Tout est affaire de fausses pistes. Dans ce petit thriller manipulateur, Dolan poursuit son exploration de la complexité du désir appliqué à la relation sociale.
Les premières séquences, plutôt poétiques, nous orientent sur la confrontation entre deux monde, comme le programme par ailleurs le titre : Tom, urbain apparent, homo, et le monde rural, dans lequel son statut n’existe tout simplement pas.
Violent, voire sadique, le frère du défunt à qui il vient rendre hommage va scénariser sa venue.
L’intrigue semble convenue : mon cul gay chez les rustiques, choc des cultures, tout ça.
Mais c’est sans compter sur l’esprit retors du jeune réalisateur qui prend soin d’ôter tout glamour à l’affaire. Le monde paysan, âpre et glauque comme celui dépeint dans Bullhead, n’est que boue, sang et feuilles de maïs acérées comme des lames.
Surtout, c’est le caractère même des personnages qui intrigue. Aucune véritable victime : tout le monde, à un moment où à un autre, semble devenir complice et prendre un malsain plaisir à jouer le jeu.

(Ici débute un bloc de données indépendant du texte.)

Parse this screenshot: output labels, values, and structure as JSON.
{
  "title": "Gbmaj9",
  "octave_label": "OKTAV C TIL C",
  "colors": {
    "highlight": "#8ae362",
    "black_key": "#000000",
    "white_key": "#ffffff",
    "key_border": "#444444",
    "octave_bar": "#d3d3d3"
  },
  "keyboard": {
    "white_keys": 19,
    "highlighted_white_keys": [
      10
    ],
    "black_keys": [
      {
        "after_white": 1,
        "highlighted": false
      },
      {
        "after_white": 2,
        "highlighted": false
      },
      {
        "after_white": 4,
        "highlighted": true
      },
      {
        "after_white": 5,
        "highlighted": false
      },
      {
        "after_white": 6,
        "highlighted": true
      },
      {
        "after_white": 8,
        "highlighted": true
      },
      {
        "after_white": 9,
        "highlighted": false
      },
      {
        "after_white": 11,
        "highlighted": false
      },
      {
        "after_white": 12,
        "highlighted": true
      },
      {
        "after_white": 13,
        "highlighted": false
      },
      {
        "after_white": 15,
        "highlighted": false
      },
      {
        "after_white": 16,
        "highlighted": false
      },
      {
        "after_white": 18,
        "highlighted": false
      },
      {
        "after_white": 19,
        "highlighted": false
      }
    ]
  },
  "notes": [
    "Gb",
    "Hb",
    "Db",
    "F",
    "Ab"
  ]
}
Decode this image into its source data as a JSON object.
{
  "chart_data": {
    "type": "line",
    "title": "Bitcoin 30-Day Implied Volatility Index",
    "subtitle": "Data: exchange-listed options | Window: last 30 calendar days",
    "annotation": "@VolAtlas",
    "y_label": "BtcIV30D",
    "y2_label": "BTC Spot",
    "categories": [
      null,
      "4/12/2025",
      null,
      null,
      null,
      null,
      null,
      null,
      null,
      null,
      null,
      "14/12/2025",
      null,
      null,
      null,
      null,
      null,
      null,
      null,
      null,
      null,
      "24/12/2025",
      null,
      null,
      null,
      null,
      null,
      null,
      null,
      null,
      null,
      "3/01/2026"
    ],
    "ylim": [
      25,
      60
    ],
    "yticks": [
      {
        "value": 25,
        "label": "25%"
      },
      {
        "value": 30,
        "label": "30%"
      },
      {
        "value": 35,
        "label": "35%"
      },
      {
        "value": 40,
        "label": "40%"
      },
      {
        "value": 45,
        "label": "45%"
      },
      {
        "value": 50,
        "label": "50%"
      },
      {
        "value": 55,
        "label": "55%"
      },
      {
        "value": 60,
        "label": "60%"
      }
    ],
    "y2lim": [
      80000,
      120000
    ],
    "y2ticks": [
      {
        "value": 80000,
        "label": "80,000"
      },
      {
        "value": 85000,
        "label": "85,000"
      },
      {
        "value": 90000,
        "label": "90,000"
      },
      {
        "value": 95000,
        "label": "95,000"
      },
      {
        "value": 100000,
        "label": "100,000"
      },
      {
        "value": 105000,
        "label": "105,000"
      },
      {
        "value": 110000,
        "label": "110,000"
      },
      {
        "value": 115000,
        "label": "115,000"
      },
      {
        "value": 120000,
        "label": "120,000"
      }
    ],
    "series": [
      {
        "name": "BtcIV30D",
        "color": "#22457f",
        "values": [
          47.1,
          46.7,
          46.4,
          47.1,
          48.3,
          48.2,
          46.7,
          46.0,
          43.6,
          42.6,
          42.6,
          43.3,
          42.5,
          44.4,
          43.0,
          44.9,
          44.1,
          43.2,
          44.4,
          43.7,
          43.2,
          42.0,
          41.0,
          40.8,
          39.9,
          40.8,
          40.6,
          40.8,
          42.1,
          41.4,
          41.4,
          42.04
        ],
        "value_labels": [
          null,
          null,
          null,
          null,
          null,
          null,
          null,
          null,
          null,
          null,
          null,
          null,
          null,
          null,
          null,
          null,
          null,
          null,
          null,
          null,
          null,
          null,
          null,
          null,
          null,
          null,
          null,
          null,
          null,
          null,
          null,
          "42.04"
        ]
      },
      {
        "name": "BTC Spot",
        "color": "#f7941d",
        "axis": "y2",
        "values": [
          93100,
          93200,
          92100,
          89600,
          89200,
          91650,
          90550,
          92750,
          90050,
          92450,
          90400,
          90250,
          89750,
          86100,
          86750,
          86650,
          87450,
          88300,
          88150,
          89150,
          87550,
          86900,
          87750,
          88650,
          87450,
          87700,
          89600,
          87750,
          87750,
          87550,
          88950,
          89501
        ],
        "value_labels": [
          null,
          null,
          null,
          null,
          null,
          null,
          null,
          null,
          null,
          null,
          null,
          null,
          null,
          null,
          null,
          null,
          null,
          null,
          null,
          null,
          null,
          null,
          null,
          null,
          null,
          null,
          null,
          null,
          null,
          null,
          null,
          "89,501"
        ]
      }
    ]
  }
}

C’est bien le mélange des genres qui fait la force troublante de cet univers hétérogène où se mêle le vêlement au tango, les gifles aux caresses. Vaguement sado maso, il révèle une galerie de personnages insaisissables qu’une seule dynamique semble réunir : le désir.
Tant qu’il se cantonne à démêler cet écheveau inextricable des psychés malades, Dolan s’en donne à cœur joie et s’en sort très bien. L’idée de vouloir greffer sur cet univers un récit énigmatique sur le passé du frère et une affaire qui fait frémir les taiseux est un peu plus dispensable, et le film a un peu du mal à s’achever.
Il n’en demeure pas moins que l’atmosphère qui s’en dégage et la complexité des protagonistes, la direction d’acteur et la lumière crépusculaire confirment que Dolan est un réalisateur à suivre, notamment dès le mois prochain au festival de Cannes.